Pour cette institution financière continentale, «ces conflits ont été exacerbés par la faible capacité des Etats à faire face aux problèmes d’insécurité et de reconstruction, le niveau élevé de pauvreté des populations et le déficit de gouvernance».

Le rapport sur les perspectives régionales indique, qu’en 2018, la région Afrique centrale a connu une accélération de la croissance comparativement à 2017, avec un taux moyen de 2,2% contre 1,1% en 2017.

Cette croissance a été principalement soutenue par la revalorisation des prix des matières premières, principalement le pétrole.

Dans la perspective souhaitée de transformation structurelle soutenue par l’intégration régionale, la BAD a noté que l’Afrique centrale pourrait s’appuyer sur plusieurs piliers.

Il s’agit notamment de réduire la fragilité et de renforcer la résilience, d’accélérer la diversification économique des États membres pour réduire la fragilité induite par les chocs exogènes et de développer le système financier pour promouvoir la finance inclusive et l’entrepreneuriat des jeunes et des femmes.

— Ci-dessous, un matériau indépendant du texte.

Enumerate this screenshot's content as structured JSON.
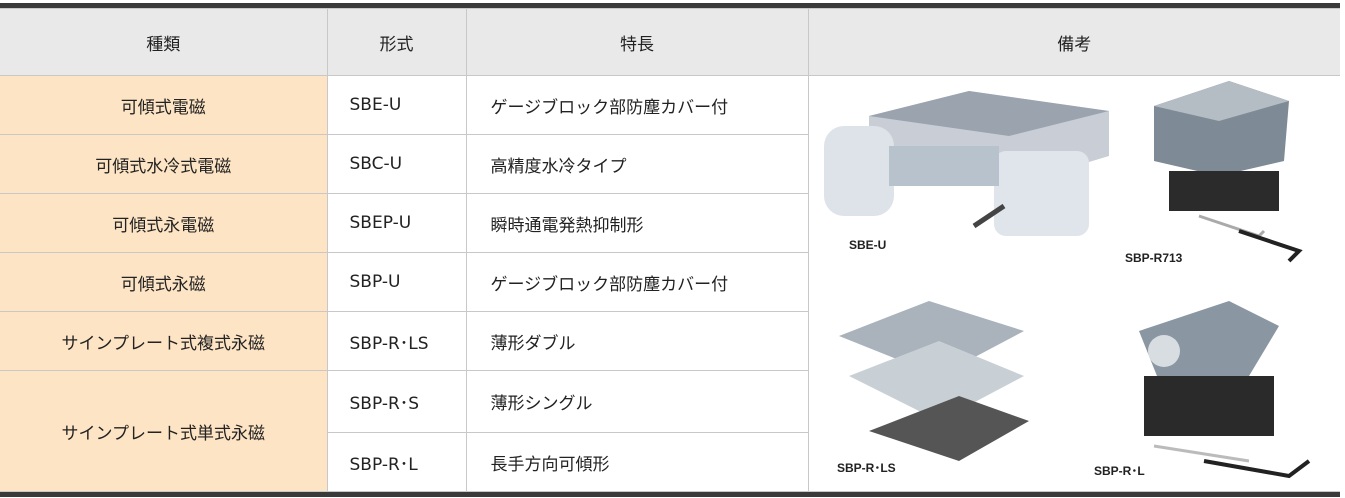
{
  "table": {
    "header": [
      "種類",
      "形式",
      "特長",
      "備考"
    ],
    "rows": [
      {
        "type": "可傾式電磁",
        "model": "SBE-U",
        "feature": "ゲージブロック部防塵カバー付"
      },
      {
        "type": "可傾式水冷式電磁",
        "model": "SBC-U",
        "feature": "高精度水冷タイプ"
      },
      {
        "type": "可傾式永電磁",
        "model": "SBEP-U",
        "feature": "瞬時通電発熱抑制形"
      },
      {
        "type": "可傾式永磁",
        "model": "SBP-U",
        "feature": "ゲージブロック部防塵カバー付"
      },
      {
        "type": "サインプレート式複式永磁",
        "model": "SBP-R･LS",
        "feature": "薄形ダブル"
      },
      {
        "type": "サインプレート式単式永磁",
        "model": "SBP-R･S",
        "feature": "薄形シングル"
      },
      {
        "type": null,
        "model": "SBP-R･L",
        "feature": "長手方向可傾形"
      }
    ],
    "image_labels": [
      "SBE-U",
      "SBP-R713",
      "SBP-R･LS",
      "SBP-R･L"
    ]
  }
}
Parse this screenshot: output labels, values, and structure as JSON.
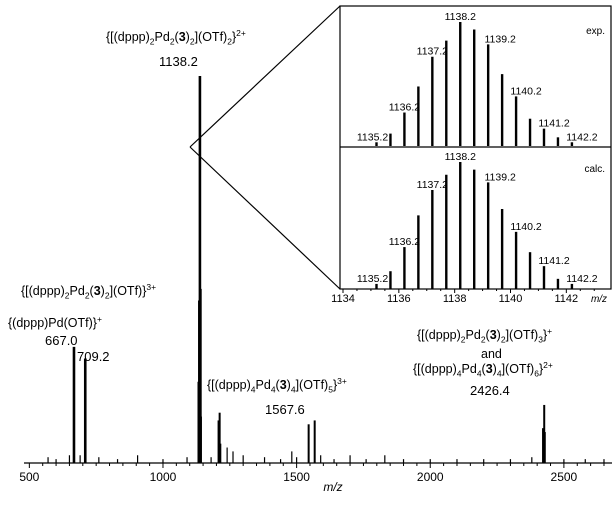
{
  "chart_data": [
    {
      "type": "line",
      "name": "main-mass-spectrum",
      "xlabel": "m/z",
      "ylabel": "",
      "xlim": [
        480,
        2680
      ],
      "ylim": [
        0,
        100
      ],
      "grid": false,
      "xticks": [
        500,
        1000,
        1500,
        2000,
        2500
      ],
      "xtick_labels": [
        "500",
        "1000",
        "1500",
        "2000",
        "2500"
      ],
      "peaks": [
        {
          "x": 570,
          "y": 1.5
        },
        {
          "x": 600,
          "y": 1
        },
        {
          "x": 650,
          "y": 2
        },
        {
          "x": 667.0,
          "y": 30
        },
        {
          "x": 690,
          "y": 2
        },
        {
          "x": 709.2,
          "y": 27
        },
        {
          "x": 760,
          "y": 1.5
        },
        {
          "x": 830,
          "y": 1
        },
        {
          "x": 905,
          "y": 2
        },
        {
          "x": 1000,
          "y": 1
        },
        {
          "x": 1090,
          "y": 1.5
        },
        {
          "x": 1134,
          "y": 21
        },
        {
          "x": 1136,
          "y": 42
        },
        {
          "x": 1138.2,
          "y": 100
        },
        {
          "x": 1140,
          "y": 45
        },
        {
          "x": 1142,
          "y": 12
        },
        {
          "x": 1180,
          "y": 1.5
        },
        {
          "x": 1208,
          "y": 11
        },
        {
          "x": 1212,
          "y": 13
        },
        {
          "x": 1216,
          "y": 5
        },
        {
          "x": 1240,
          "y": 4
        },
        {
          "x": 1262,
          "y": 3
        },
        {
          "x": 1300,
          "y": 2
        },
        {
          "x": 1380,
          "y": 1.5
        },
        {
          "x": 1440,
          "y": 1
        },
        {
          "x": 1482,
          "y": 3
        },
        {
          "x": 1500,
          "y": 1.5
        },
        {
          "x": 1545,
          "y": 10
        },
        {
          "x": 1567.6,
          "y": 11
        },
        {
          "x": 1590,
          "y": 2
        },
        {
          "x": 1640,
          "y": 1
        },
        {
          "x": 1700,
          "y": 2
        },
        {
          "x": 1760,
          "y": 1
        },
        {
          "x": 1830,
          "y": 2
        },
        {
          "x": 1900,
          "y": 1
        },
        {
          "x": 2000,
          "y": 1
        },
        {
          "x": 2100,
          "y": 1
        },
        {
          "x": 2200,
          "y": 1
        },
        {
          "x": 2300,
          "y": 1
        },
        {
          "x": 2380,
          "y": 1.5
        },
        {
          "x": 2422,
          "y": 9
        },
        {
          "x": 2426.4,
          "y": 15
        },
        {
          "x": 2430,
          "y": 8
        },
        {
          "x": 2500,
          "y": 1
        },
        {
          "x": 2580,
          "y": 1
        },
        {
          "x": 2650,
          "y": 1
        }
      ],
      "peak_labels": [
        {
          "x": 1138.2,
          "text": "1138.2"
        },
        {
          "x": 667.0,
          "text": "667.0"
        },
        {
          "x": 709.2,
          "text": "709.2"
        },
        {
          "x": 1567.6,
          "text": "1567.6"
        },
        {
          "x": 2426.4,
          "text": "2426.4"
        }
      ],
      "annotations": [
        {
          "id": "a1",
          "formula": "{[(dppp)2Pd2(3)2](OTf)2}2+"
        },
        {
          "id": "a2",
          "formula": "{[(dppp)2Pd2(3)2](OTf)}3+"
        },
        {
          "id": "a3",
          "formula": "{(dppp)Pd(OTf)}+"
        },
        {
          "id": "a4",
          "formula": "{[(dppp)4Pd4(3)4](OTf)5}3+"
        },
        {
          "id": "a5",
          "formula": "{[(dppp)2Pd2(3)2](OTf)3}+"
        },
        {
          "id": "a6",
          "connector": "and"
        },
        {
          "id": "a7",
          "formula": "{[(dppp)4Pd4(3)4](OTf)6}2+"
        }
      ]
    },
    {
      "type": "line",
      "name": "inset-isotope-pattern",
      "xlabel": "m/z",
      "xlim": [
        1134,
        1143.6
      ],
      "ylim": [
        0,
        100
      ],
      "xticks": [
        1134,
        1136,
        1138,
        1140,
        1142
      ],
      "xtick_labels": [
        "1134",
        "1136",
        "1138",
        "1140",
        "1142"
      ],
      "panels": [
        {
          "id": "exp",
          "tag": "exp.",
          "peaks": [
            {
              "x": 1135.2,
              "y": 3
            },
            {
              "x": 1135.7,
              "y": 10
            },
            {
              "x": 1136.2,
              "y": 27
            },
            {
              "x": 1136.7,
              "y": 48
            },
            {
              "x": 1137.2,
              "y": 72
            },
            {
              "x": 1137.7,
              "y": 85
            },
            {
              "x": 1138.2,
              "y": 100
            },
            {
              "x": 1138.7,
              "y": 94
            },
            {
              "x": 1139.2,
              "y": 82
            },
            {
              "x": 1139.7,
              "y": 58
            },
            {
              "x": 1140.2,
              "y": 40
            },
            {
              "x": 1140.7,
              "y": 22
            },
            {
              "x": 1141.2,
              "y": 14
            },
            {
              "x": 1141.7,
              "y": 7
            },
            {
              "x": 1142.2,
              "y": 3
            }
          ],
          "labels": [
            {
              "x": 1138.2,
              "text": "1138.2"
            },
            {
              "x": 1137.2,
              "text": "1137.2"
            },
            {
              "x": 1139.2,
              "text": "1139.2"
            },
            {
              "x": 1136.2,
              "text": "1136.2"
            },
            {
              "x": 1140.2,
              "text": "1140.2"
            },
            {
              "x": 1141.2,
              "text": "1141.2"
            },
            {
              "x": 1135.2,
              "text": "1135.2"
            },
            {
              "x": 1142.2,
              "text": "1142.2"
            }
          ]
        },
        {
          "id": "calc",
          "tag": "calc.",
          "peaks": [
            {
              "x": 1135.2,
              "y": 4
            },
            {
              "x": 1135.7,
              "y": 14
            },
            {
              "x": 1136.2,
              "y": 33
            },
            {
              "x": 1136.7,
              "y": 58
            },
            {
              "x": 1137.2,
              "y": 78
            },
            {
              "x": 1137.7,
              "y": 90
            },
            {
              "x": 1138.2,
              "y": 100
            },
            {
              "x": 1138.7,
              "y": 94
            },
            {
              "x": 1139.2,
              "y": 84
            },
            {
              "x": 1139.7,
              "y": 63
            },
            {
              "x": 1140.2,
              "y": 45
            },
            {
              "x": 1140.7,
              "y": 29
            },
            {
              "x": 1141.2,
              "y": 18
            },
            {
              "x": 1141.7,
              "y": 8
            },
            {
              "x": 1142.2,
              "y": 4
            }
          ],
          "labels": [
            {
              "x": 1138.2,
              "text": "1138.2"
            },
            {
              "x": 1137.2,
              "text": "1137.2"
            },
            {
              "x": 1139.2,
              "text": "1139.2"
            },
            {
              "x": 1136.2,
              "text": "1136.2"
            },
            {
              "x": 1140.2,
              "text": "1140.2"
            },
            {
              "x": 1141.2,
              "text": "1141.2"
            },
            {
              "x": 1135.2,
              "text": "1135.2"
            },
            {
              "x": 1142.2,
              "text": "1142.2"
            }
          ]
        }
      ]
    }
  ]
}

Les pays de la CEEAC devraient également renforcer l’état de droit, la connectivité des infrastructures d’énergie, de transport et de TIC pour accélérer leur développement.

De même, la BAD a insisté sur la mutualisation des forces entre États dans la formation du capital humain et la valorisation de leurs avantages comparatifs mais aussi l’accélération des conditions de mise en œuvre de la future zone de libre-échange continentale (ZLEC).